Flughafen BER : Technisch im Takt

Die Leitstelle des BER steuert schon den Flugbetrieb – auch dort, wo noch gar nichts fliegt.

Sven Goldmann
Die Technik im Griff. Knut Deimer ist Leiter der Informations- und Kommunikationstechnik der Flughafen Berlin-Brandenburg GmbH. In der neuen Leitstelle werden nun zentral alle technischen Prozesse für die Berliner Flughäfen gesteuert.
Die Technik im Griff. Knut Deimer ist Leiter der Informations- und Kommunikationstechnik der Flughafen Berlin-Brandenburg GmbH. In...Foto: Britta Pedersen/dpa

Schönefeld - Hat kaum einer gemerkt, dass der BER schon ein Weilchen ganz prima funktioniert. Zwar sind die Parkhäuser verwaist und die böse Entrauchungsanlage harrt weiterhin ihrer Fertigstellung, genauso wie das Fluggastterminal, wo 1500 intelligente Türen immer noch nicht so schlau sind, wie es zur Abwicklung von geschätzt 40 Millionen Fluggäste jährlich von Vorteil wäre.

Ansonsten aber läuft alles bestens, sagt Knut Deimer.
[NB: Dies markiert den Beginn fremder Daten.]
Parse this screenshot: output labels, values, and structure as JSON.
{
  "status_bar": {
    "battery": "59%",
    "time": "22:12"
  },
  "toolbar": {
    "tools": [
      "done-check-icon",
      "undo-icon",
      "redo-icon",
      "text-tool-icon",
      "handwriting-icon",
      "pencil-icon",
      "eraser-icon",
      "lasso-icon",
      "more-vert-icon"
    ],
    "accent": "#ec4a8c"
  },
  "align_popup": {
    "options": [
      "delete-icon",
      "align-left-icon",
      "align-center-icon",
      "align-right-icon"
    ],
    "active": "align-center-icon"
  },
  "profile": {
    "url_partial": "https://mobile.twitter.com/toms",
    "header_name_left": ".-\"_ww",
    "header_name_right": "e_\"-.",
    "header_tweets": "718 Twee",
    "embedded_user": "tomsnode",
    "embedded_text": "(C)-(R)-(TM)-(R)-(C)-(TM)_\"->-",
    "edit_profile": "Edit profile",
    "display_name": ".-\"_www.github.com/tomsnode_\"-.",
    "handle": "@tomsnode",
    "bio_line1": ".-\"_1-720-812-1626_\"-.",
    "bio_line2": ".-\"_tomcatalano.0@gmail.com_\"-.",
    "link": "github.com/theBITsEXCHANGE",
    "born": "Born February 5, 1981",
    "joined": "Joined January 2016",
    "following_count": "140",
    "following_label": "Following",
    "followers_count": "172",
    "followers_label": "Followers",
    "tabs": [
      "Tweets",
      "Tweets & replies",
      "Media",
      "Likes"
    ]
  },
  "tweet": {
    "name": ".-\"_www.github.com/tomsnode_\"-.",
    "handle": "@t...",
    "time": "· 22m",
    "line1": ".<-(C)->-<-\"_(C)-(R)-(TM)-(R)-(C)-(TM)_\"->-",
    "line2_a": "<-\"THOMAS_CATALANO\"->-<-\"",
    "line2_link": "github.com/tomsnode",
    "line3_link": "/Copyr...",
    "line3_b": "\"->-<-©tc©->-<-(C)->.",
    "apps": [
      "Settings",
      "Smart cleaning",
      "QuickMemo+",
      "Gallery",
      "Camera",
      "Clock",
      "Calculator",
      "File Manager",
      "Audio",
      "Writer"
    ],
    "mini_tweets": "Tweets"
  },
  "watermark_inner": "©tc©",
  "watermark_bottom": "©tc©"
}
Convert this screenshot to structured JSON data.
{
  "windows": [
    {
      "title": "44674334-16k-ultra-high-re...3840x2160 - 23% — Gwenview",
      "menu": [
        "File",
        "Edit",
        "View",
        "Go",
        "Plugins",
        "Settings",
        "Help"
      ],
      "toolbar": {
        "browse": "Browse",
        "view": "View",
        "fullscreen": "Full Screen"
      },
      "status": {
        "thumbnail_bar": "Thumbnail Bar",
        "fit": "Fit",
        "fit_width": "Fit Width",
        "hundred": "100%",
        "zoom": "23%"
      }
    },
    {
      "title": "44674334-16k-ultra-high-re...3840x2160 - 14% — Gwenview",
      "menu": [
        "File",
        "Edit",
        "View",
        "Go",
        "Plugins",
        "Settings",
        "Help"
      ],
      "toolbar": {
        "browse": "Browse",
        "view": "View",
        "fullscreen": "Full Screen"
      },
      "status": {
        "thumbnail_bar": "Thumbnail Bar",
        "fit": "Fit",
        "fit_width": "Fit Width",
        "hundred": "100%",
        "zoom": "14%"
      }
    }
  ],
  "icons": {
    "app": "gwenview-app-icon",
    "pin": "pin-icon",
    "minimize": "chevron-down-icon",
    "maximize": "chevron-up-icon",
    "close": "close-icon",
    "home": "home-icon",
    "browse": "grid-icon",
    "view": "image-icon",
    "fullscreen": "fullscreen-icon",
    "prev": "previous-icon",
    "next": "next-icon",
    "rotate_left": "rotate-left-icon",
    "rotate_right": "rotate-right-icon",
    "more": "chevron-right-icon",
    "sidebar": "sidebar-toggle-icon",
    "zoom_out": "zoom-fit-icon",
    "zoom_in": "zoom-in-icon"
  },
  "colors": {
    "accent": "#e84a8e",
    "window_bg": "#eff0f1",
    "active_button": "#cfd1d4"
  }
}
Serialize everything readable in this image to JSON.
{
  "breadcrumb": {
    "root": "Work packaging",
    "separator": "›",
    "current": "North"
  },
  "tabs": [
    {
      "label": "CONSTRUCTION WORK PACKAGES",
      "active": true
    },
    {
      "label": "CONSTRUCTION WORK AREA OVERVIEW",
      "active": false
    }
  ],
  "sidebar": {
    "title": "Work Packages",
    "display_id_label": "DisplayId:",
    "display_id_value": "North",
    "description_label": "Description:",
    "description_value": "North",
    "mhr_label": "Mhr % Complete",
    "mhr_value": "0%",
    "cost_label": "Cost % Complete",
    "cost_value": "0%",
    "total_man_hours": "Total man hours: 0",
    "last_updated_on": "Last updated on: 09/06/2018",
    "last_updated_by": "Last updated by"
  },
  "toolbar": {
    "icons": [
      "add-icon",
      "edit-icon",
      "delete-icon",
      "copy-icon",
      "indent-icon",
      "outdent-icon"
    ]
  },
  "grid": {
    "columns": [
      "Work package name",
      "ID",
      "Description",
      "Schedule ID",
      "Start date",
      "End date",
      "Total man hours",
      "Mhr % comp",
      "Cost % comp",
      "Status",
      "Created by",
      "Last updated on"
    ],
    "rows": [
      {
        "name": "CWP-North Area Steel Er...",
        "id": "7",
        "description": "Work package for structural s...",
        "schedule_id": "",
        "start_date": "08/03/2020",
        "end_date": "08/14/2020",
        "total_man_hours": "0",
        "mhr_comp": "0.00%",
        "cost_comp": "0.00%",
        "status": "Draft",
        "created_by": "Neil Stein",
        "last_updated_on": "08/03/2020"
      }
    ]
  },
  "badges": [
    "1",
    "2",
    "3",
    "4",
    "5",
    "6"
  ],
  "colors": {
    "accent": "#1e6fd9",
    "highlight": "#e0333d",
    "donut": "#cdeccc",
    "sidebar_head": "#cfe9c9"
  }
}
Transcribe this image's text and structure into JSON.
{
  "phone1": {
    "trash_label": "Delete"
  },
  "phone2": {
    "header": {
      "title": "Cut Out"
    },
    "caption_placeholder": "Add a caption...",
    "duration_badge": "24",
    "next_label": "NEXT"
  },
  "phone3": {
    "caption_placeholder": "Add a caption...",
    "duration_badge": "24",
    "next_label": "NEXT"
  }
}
Tag für Tag starten und landen unter der Patenschaft von Willy Brandt Flugzeuge in den Weiten des Schönefelder Irgendwo, angeleitet von den Experten in der neuen Technik-Leitstelle. Männer und Frauen sitzen vor riesigen Bildschirmen und starren auf rot und grün und gelb leuchtende Punkte. „Was uns betrifft, ist der BER schon in Betrieb“, sagt also Knut Deimer, der beim neuen Berliner Großflughafen die Informationstechnik verantwortet. Dass die Schönefelder Fluggäste vor dem Start und nach der Landung auf dem alten DDR-Regierungsflughafen abgefertigt werden, ist ein zu vernachlässigendes Detail, jedenfalls für Herrn Deimer und seine IT. „Die Start- und Landebahnen sind dieselben“, später werde nur die Taktung etwas dichter ausfallen.

Die Schönefelder IT logiert zwischen einer Batterie von exakt aufgereihten, aber doch etwas nutzlos in der Landschaft stehenden Schneeräumfahrzeugen und einem Hangar, an dem immer noch ein riesiges Air-Berlin-Logo leuchtet. Vor dem Eingang befindet sich ein Volleyballplatz, der mutmaßlich besser frequentiert war, bevor hier Anfang März die Technik-Leitstelle die Arbeit aufgenommen hat. Im dritten Stock der Feuerwache West, eine billige Einladung zu Wortspielchen in Sachen Entrauchung, aber die soll auch bald gewährleistet sein. „Die bauliche Fertigstellung der Anlage ist für Ende dieses Jahres vorgesehen“, verspricht der BER-Chef Engelbert Lütke Daldrup. „Im ersten Quartal 2019 machen wir uns dann an die Prüfung“, und es wäre doch schön, wenn dabei alles so gut laufen werden wie bei der frisch eingeweihten Technik-Leitstelle.

Am Mittwoch um kurz nach zehn macht Lütke Daldrup seinen Antrittsbesuch im dritten Stock der Feuerwache West. Er schüttelt allen Kollegen die Hand, freut sich über die schönen großen Bildschirme. Ein Stündchen Zeit hat er mitgebracht, er nutzt sie zum Antichambrieren beim ebenfalls vorstelligen Betriebsrat und für Exkurse in die Welt von Strom, Wärme, Belüftung oder Löschwasserversorgung. Lütke Daldrup hat gerade sein erstes Jahr im Amt vollendet. Selbstverständlich sei die Eröffnung des Flughafens weiterhin für den Oktober 2020 geplant. Auf dem Weg dorthin sei die Fertigstellung der technischen Leitstelle ein ganz entscheidender Schritt. Lütke Daldrup spricht vom „technologischen Herz des Flughafens“, was sehr ambitioniert klingt, aber noch untertrieben ist. Die 29 Experten in der Feuerwache West betreuen ja nicht nur eine, sondern gleich drei mittelgroße Städte. Auf den Bildschirmen erahnt man die Umrisse von Schönefeld-Alt und -Neu, im Falle von Tegel erleichtert das berühmte Sechseck von Terminal A die Orientierung. „Das lässt sich alles bequem von einer Stelle aus koordinieren“, sagt IT-Chef Deimer. Um kurz nach elf schaut Lütke Daldrup auf die Uhr. Zeit zum Aufbruch zurück ins Alltagsgeschäft, weg vom Schwärmen über die Zukunft am Berliner Himmel.